Viajando de carro por Nagorno-Karabakh com amigos, vi uma construção peculiar, distante no horizonte. Pedimos para o motorista parar o bravo Lada para que pudéssemos andar até a construção. Nossa guia protestou, mas acabou cedendo ao pedido. Andamos uns 500 metros por um lindo campo até chegar no mausoléu turcomeno dos séculos XIV-XV, rodeado por lápides tão antigas quanto. Depois de uns minutos explorando aquele local sagrado e admirando sua beleza e energia, um de nós percebeu que havia buracos no solo onde pisávamos. Estávamos em um campo minado. Não sabíamos se a área já havia sido “limpa” por alguma autoridade, ONG, ovelhas desavisadas pastando por campo tão verdejante ou se seríamos nós, pobres rapazes latino-americanos que faríamos esse trabalho com os nossos corpos. Por sorte, Deus, Alá, Exu ou graças a Halo Trust, saímos vivos e posso hoje te escrever esta carta. Sinto muitíssimo que milhares de pessoas encontraram outro destino naqueles campos.
Sabe, meu amigo, eu fico mal quando vejo as fotos de jovens armênios e azerbaijanos de 18, 19 anos fardados e indo sorridentes para a linha de contato entre Azerbaijão e Nagorno-Karabakh.
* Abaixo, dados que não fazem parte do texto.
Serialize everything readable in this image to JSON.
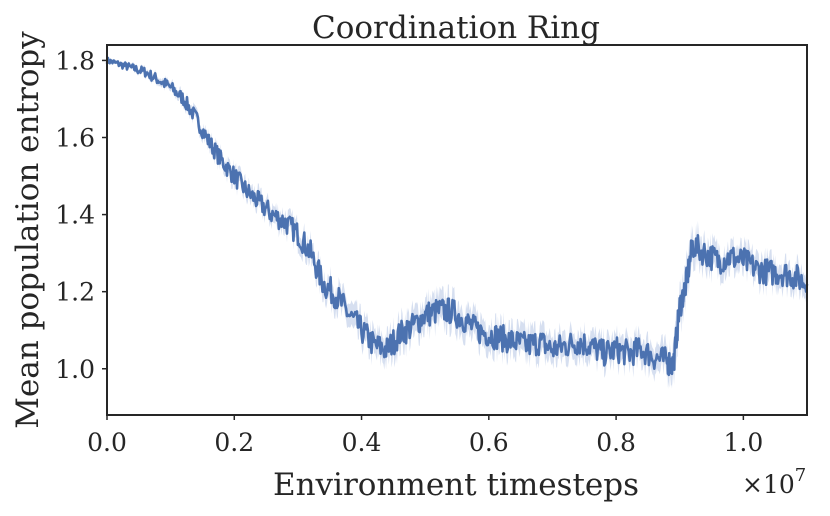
{
  "chart_data": {
    "type": "line",
    "title": "Coordination Ring",
    "xlabel": "Environment timesteps",
    "ylabel": "Mean population entropy",
    "x_multiplier_label": "×10",
    "x_multiplier_exponent": "7",
    "x_scale": 10000000,
    "xlim": [
      0.0,
      1.1
    ],
    "ylim": [
      0.88,
      1.84
    ],
    "xticks": [
      {
        "value": 0.0,
        "label": "0.0"
      },
      {
        "value": 0.2,
        "label": "0.2"
      },
      {
        "value": 0.4,
        "label": "0.4"
      },
      {
        "value": 0.6,
        "label": "0.6"
      },
      {
        "value": 0.8,
        "label": "0.8"
      },
      {
        "value": 1.0,
        "label": "1.0"
      }
    ],
    "yticks": [
      {
        "value": 1.0,
        "label": "1.0"
      },
      {
        "value": 1.2,
        "label": "1.2"
      },
      {
        "value": 1.4,
        "label": "1.4"
      },
      {
        "value": 1.6,
        "label": "1.6"
      },
      {
        "value": 1.8,
        "label": "1.8"
      }
    ],
    "grid": false,
    "line_color": "#4c72b0",
    "band_color": "#c5d2ea",
    "series": [
      {
        "x": [
          0.0,
          0.02,
          0.04,
          0.06,
          0.08,
          0.1,
          0.12,
          0.14,
          0.16,
          0.18,
          0.2,
          0.22,
          0.24,
          0.26,
          0.28,
          0.3,
          0.32,
          0.34,
          0.36,
          0.38,
          0.4,
          0.42,
          0.44,
          0.46,
          0.48,
          0.5,
          0.52,
          0.54,
          0.56,
          0.58,
          0.6,
          0.62,
          0.64,
          0.66,
          0.68,
          0.7,
          0.72,
          0.74,
          0.76,
          0.78,
          0.8,
          0.82,
          0.84,
          0.86,
          0.88,
          0.89,
          0.9,
          0.91,
          0.92,
          0.94,
          0.96,
          0.98,
          1.0,
          1.02,
          1.04,
          1.06,
          1.08,
          1.1
        ],
        "y": [
          1.8,
          1.79,
          1.78,
          1.77,
          1.75,
          1.73,
          1.7,
          1.65,
          1.59,
          1.54,
          1.5,
          1.46,
          1.43,
          1.4,
          1.38,
          1.35,
          1.3,
          1.22,
          1.19,
          1.14,
          1.1,
          1.06,
          1.05,
          1.09,
          1.11,
          1.14,
          1.15,
          1.15,
          1.13,
          1.1,
          1.09,
          1.08,
          1.07,
          1.06,
          1.07,
          1.05,
          1.06,
          1.07,
          1.06,
          1.04,
          1.05,
          1.04,
          1.05,
          1.03,
          1.02,
          1.01,
          1.16,
          1.22,
          1.32,
          1.3,
          1.28,
          1.29,
          1.28,
          1.26,
          1.25,
          1.25,
          1.24,
          1.22
        ],
        "ci_halfwidth": [
          0.005,
          0.006,
          0.008,
          0.01,
          0.012,
          0.014,
          0.016,
          0.018,
          0.02,
          0.022,
          0.024,
          0.025,
          0.026,
          0.027,
          0.028,
          0.03,
          0.032,
          0.034,
          0.036,
          0.038,
          0.04,
          0.04,
          0.042,
          0.044,
          0.045,
          0.046,
          0.047,
          0.046,
          0.045,
          0.044,
          0.043,
          0.043,
          0.044,
          0.045,
          0.044,
          0.043,
          0.042,
          0.042,
          0.041,
          0.04,
          0.04,
          0.041,
          0.042,
          0.043,
          0.045,
          0.05,
          0.055,
          0.06,
          0.05,
          0.045,
          0.042,
          0.04,
          0.04,
          0.04,
          0.039,
          0.038,
          0.038,
          0.038
        ]
      }
    ]
  }
}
Eles vão, contentes, defender suas pátrias. Acreditam, genuinamente, que estão prestes a fazer justiça histórica, eliminando o inimigo, defendendo ou libertando o solo sagrado dos seus antepassados. Porém, no fundo, são apenas jovens matando jovens, enquanto oficiais ordenam disparos de artilharias contra alvos que não enxergam, do outro lado da fronteira. Em outros tempos, eles poderiam ser amigos, como eu e você. Mas, como diria Brecht, neste “tempo de desordem sangrenta, de confusão organizada, de arbitrariedade consciente, de humanidade desumanizada”, são vítimas da ganância de oligarquias, de interesses geopolíticos megalomaníacos e de projetos pessoais de perenização no poder.
Olha, meu caro amigo, eu entendo a tua raiva dos armênios. Afinal de contas, você não pode mais pisar na terra de seus antepassados. Mas, por favor, tente entender: as coisas poderiam ter sido bem diferentes e acredito que os armênios também prefeririam outra saída que não fosse a guerra, poupando a vida de milhares de filhos dessas montanhas. Da minha parte, vou trabalhar sempre para promover o diálogo, para que os teus irmãos armênios não te odeiem, para que não digam mais que vocês não deveriam existir e que vocês não são diferentes daqueles turcos que tentaram extermina-los em 1915. Mas, principalmente, que os teus irmãos e meus amigos armênios não digam que vocês são invasores, recém-chegados naquela terra que, eles sim, habitavam há milênios. No fim, o que todos nós queremos mesmo é contemplar mais uma vez as montanhas que nos pariram.